Le soddisfazioni più grandi però arrivano in cucina dove l’ingrediente di cui stiamo parlando ha spesso un "effetto boost" su altri prodotti: lo sanno bene i cuochi calabresi che da anni utilizzano nei loro menu la liquirizia. A partire da Luca Abruzzino, stella Michelin a Catanzaro che ha in uno dei suoi piatti iconici la polvere della famosa radice: “La cosa più difficile è il dosaggio – racconta lo chef – perché il sapore dolce-amaro della liquirizia è davvero intenso. La uso soprattutto in polvere come esaltatore. Così è nato il mio Riso con cipollotti, calamari e liquirizia, dove quest’ultima spinge il sapore dei primi due ingredienti. Ovviamente nei dolci sta benissimo, soprattutto se combinata con sapori citrici e balsamici”.
Altro fan della liquirizia è Luigi Lepore, chef dell’omonimo ristorante a Lamezia Terme che ha un legame personale con questo prodotto: “Ho lavorato tanto in giro – ricorda il cuoco – in Italia come all’estero e il modo che avevo per “tornare” in Calabria era mangiare della liquirizia, in particolare la “grezza” di Nature Med (azienda produttrice di Castrovillari, in provincia di Cosenza, ndr). Sono così affezionato al prodotto che ho riproposto il packaging in latta per un mio dolce, le sfere di cioccolato bianco con dentro un cuore di acqua e liquirizia in polvere e intinte in una bagna di alloro che le colora di verde. Per il salato ho scelto l’agnello, i cui sentori un po’ selvaggi ben si sposano con la tendenza dolce della liquirizia, aggiungendoci poi peperoncino verde, aglio dolce, ribes e pesca merendella”.

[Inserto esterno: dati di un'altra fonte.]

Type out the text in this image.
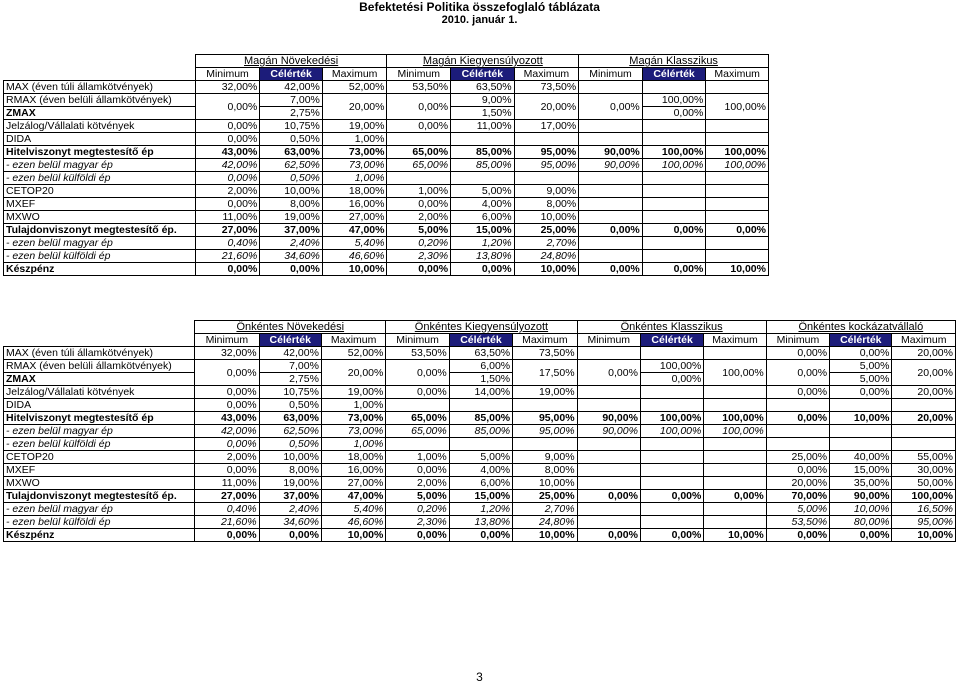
Befektetési Politika összefoglaló táblázata
2010. január 1.
	Magán Növekedési			Magán Kiegyensúlyozott			Magán Klasszikus		
	Minimum	Célérték	Maximum	Minimum	Célérték	Maximum	Minimum	Célérték	Maximum
MAX (éven túli államkötvények)	32,00%	42,00%	52,00%	53,50%	63,50%	73,50%			
RMAX (éven belüli államkötvények)	0,00%	7,00%	20,00%	0,00%	9,00%	20,00%	0,00%	100,00%	100,00%
ZMAX		2,75%			1,50%			0,00%	
Jelzálog/Vállalati kötvények	0,00%	10,75%	19,00%	0,00%	11,00%	17,00%			
DIDA	0,00%	0,50%	1,00%						
Hitelviszonyt megtestesítő ép	43,00%	63,00%	73,00%	65,00%	85,00%	95,00%	90,00%	100,00%	100,00%
- ezen belül magyar ép	42,00%	62,50%	73,00%	65,00%	85,00%	95,00%	90,00%	100,00%	100,00%
- ezen belül külföldi ép	0,00%	0,50%	1,00%						
CETOP20	2,00%	10,00%	18,00%	1,00%	5,00%	9,00%			
MXEF	0,00%	8,00%	16,00%	0,00%	4,00%	8,00%			
MXWO	11,00%	19,00%	27,00%	2,00%	6,00%	10,00%			
Tulajdonviszonyt megtestesítő ép.	27,00%	37,00%	47,00%	5,00%	15,00%	25,00%	0,00%	0,00%	0,00%
- ezen belül magyar ép	0,40%	2,40%	5,40%	0,20%	1,20%	2,70%			
- ezen belül külföldi ép	21,60%	34,60%	46,60%	2,30%	13,80%	24,80%			
Készpénz	0,00%	0,00%	10,00%	0,00%	0,00%	10,00%	0,00%	0,00%	10,00%
	Önkéntes Növekedési			Önkéntes Kiegyensúlyozott			Önkéntes Klasszikus			Önkéntes kockázatvállaló		
	Minimum	Célérték	Maximum	Minimum	Célérték	Maximum	Minimum	Célérték	Maximum	Minimum	Célérték	Maximum
MAX (éven túli államkötvények)	32,00%	42,00%	52,00%	53,50%	63,50%	73,50%				0,00%	0,00%	20,00%
RMAX (éven belüli államkötvények)	0,00%	7,00%	20,00%	0,00%	6,00%	17,50%	0,00%	100,00%	100,00%	0,00%	5,00%	20,00%
ZMAX		2,75%			1,50%			0,00%			5,00%	
Jelzálog/Vállalati kötvények	0,00%	10,75%	19,00%	0,00%	14,00%	19,00%				0,00%	0,00%	20,00%
DIDA	0,00%	0,50%	1,00%									
Hitelviszonyt megtestesítő ép	43,00%	63,00%	73,00%	65,00%	85,00%	95,00%	90,00%	100,00%	100,00%	0,00%	10,00%	20,00%
- ezen belül magyar ép	42,00%	62,50%	73,00%	65,00%	85,00%	95,00%	90,00%	100,00%	100,00%			
- ezen belül külföldi ép	0,00%	0,50%	1,00%									
CETOP20	2,00%	10,00%	18,00%	1,00%	5,00%	9,00%				25,00%	40,00%	55,00%
MXEF	0,00%	8,00%	16,00%	0,00%	4,00%	8,00%				0,00%	15,00%	30,00%
MXWO	11,00%	19,00%	27,00%	2,00%	6,00%	10,00%				20,00%	35,00%	50,00%
Tulajdonviszonyt megtestesítő ép.	27,00%	37,00%	47,00%	5,00%	15,00%	25,00%	0,00%	0,00%	0,00%	70,00%	90,00%	100,00%
- ezen belül magyar ép	0,40%	2,40%	5,40%	0,20%	1,20%	2,70%				5,00%	10,00%	16,50%
- ezen belül külföldi ép	21,60%	34,60%	46,60%	2,30%	13,80%	24,80%				53,50%	80,00%	95,00%
Készpénz	0,00%	0,00%	10,00%	0,00%	0,00%	10,00%	0,00%	0,00%	10,00%	0,00%	0,00%	10,00%
3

Dai piatti gourmet dei ristoranti a una pizza al taglio il passo non è poi così lungo, se il pizzaiolo si chiama Daniele Campana che a Corigliano porta avanti l’insegna di famiglia nata nel 1990. Anche lui punta sulla polvere di liquirizia: "Ho due pizze con questo ingrediente – spiega il pizzaiolo – una versione estiva e una invernale. Entrambe le ho dedicate a Tonino Napoli (chef del Pantagruel di Cosenza scomparso nel 2016, ndr), il primo a capire la bontà dell’abbinamento tra liquirizia e pesce. La mia pizza estiva è fatta con stracciatella, fior di latte, fiori di zucca freschi, alici e una spolverata di liquirizia; quella invernale vede le melanzane al posto dei fiori di zucca e un filetto cotto a bassa temperatura al posto delle alici. Il tutto finito con una spolverata di ricotta dura e liquirizia”.